Getting started

This tutorial is for bioinformaticians. It will help you install the ReSDK and explain some basic commands. We will connect to an instance of Genialis server, do some basic queries, and align raw reads to a genome.

Installation

Installing is easy, just make sure you have Python and pip installed on your computer. Run this command in the terminal (CMD on Windows):

pip install resdk

Registration

The examples presented here require access to a public Genialis Server that is configured for the examples in this tutorial. Some parts of the documentation will work for registered users only. Please request a Demo on Genialis Server before you continue, and remember your username and password.

Connect to Genialis Server

Start the Python interpreter by typing python into the command line. You’ll recognize the interpreter by ‘>>>’. Now we can connect to the Genialis Server:

import resdk

# Create a Resolwe object to interact with the server and login
res = resdk.Resolwe(url='https://app.genialis.com')
res.login()

# Enable verbose logging to standard output
resdk.start_logging()

Note

If you omit the login() line you will be logged as anonymous user. Note that anonymous users do not have access to the ful set of features.

Note

When connecting to the server through an interactive session, we suggest you use the resdk.start_logging() command. This allows you to see important messages (e.g. warnings and errors) when executing commands.

Note

To avoid copy-pasting of the commands, you can download all the code used in this section.

Query data

Before we start querying data on the server we should become familiar with what a data object is. Everything that is uploaded or created (via processes) on a server is a data object. The data object contains a complete record of the processing that has occurred. It stores the inputs (files, arguments, parameters…), the process (the algorithm) and the outputs (files, images, numbers…). Let’s count all data objects on the server that we can access:

res.data.count()

This is all of the data on the server you have permissions for. As a new user you can only see a small subset of all data objects. We can see the data objects are referenced by id, slug, and name.

Note

id is the auto-generated unique identifier of an object. IDs are integers.

slug is the unique name of an object. The slug is automatically created from the name but can also be edited by the user. Only lowercase letters, numbers and dashes are allowed (will not accept white space or uppercase letters).

name is an arbitrary, non unique name of an object.

Let’s say we now want to find some genome indices. We don’t always know the id, slug, or name by heart, but we can use filters to find them. We will first count all genome index data objects:

res.data.filter(type='data:index').count()
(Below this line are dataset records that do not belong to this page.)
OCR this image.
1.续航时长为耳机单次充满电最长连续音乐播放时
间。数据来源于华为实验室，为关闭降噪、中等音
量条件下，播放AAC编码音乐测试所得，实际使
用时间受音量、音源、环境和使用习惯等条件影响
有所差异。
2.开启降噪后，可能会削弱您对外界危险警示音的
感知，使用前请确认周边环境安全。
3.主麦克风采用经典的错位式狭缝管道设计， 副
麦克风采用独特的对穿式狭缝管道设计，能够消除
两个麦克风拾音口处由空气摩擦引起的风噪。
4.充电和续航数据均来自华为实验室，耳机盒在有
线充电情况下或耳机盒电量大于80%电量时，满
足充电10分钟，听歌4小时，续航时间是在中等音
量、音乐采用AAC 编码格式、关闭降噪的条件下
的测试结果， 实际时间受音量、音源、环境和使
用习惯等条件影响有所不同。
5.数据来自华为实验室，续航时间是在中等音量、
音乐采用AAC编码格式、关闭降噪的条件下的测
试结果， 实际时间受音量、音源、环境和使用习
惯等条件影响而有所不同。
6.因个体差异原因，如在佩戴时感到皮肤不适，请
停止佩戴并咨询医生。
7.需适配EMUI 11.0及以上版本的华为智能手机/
This is quite a lot of objects! We can filter even further:

res.data.filter(type="data:index:star", name__contains="Homo sapiens")

Note

For a complete list of filtering options use a “wrong” filtering argument and you will receive an informative message with all options listed. For example:

res.data.filter(foo="bar")

For future work we want to get the genome with a specific slug. We will get it and store a reference to it for later:

# Get data object by slug
genome_index = res.data.get('resdk-example-genome-index')

We have now seen how to use filters to find and get what we want. Let’s query and get a paired-end FASTQ data object:

# All paired-end fastq objects
res.data.filter(type='data:reads:fastq:paired')

# Get specific object by slug
reads = res.data.get('resdk-example-reads')

We now have genome and reads data objects. We can learn about an object by calling certain object attributes. We can find out who created the object:

reads.contributor

and inspect the list of files it contains:

reads.files()

These and many other data object attributes/methods are described here.

Run alignment

A common analysis in bioinformatics is to align sequencing reads to a reference genome. This is done by running a certain process. A process uses an algorithm or a sequence of algorithms to turn given inputs into outputs. Here we will only test the STAR alignment process, but many more processes are available (see the Process catalog). This process automatically creates a BAM alignment file and BAI index, along with some other files.

Let’s run STAR on our reads, using our genome:

bam = res.run(
    slug='alignment-star',
    input={
        'reads': reads.id,
        'genome': genome_index.id,
    },
)

This might seem like a complicated statement, but note that we only run a process with specific slug and required inputs. The processing may take some time. Note that we have stored the reference to the alignment object in a bam variable. We can check the status of the process to determine if the processing has finished:

bam.status

Status OK indicates that processing has finished successfully. If the status is not OK yet, run the bam.update() and bam.status commands again in few minutes. We can inspect our newly created data object:

# Get the latest info about the object from the server
bam.update()
bam.status

As with any other data object, it has its own id, slug, and name. We can explore the process inputs and outputs:

# Process inputs
bam.input

# Process outputs
bam.output

Download the outputs to your local disk:

bam.download()

We have come to the end of Getting started. You now know some basic ReSDK concepts and commands. Yet, we have only scratched the surface. By continuing with the Tutorials, you will become familiar with more advanced features, and will soon be able to perform powerful analyses on your data.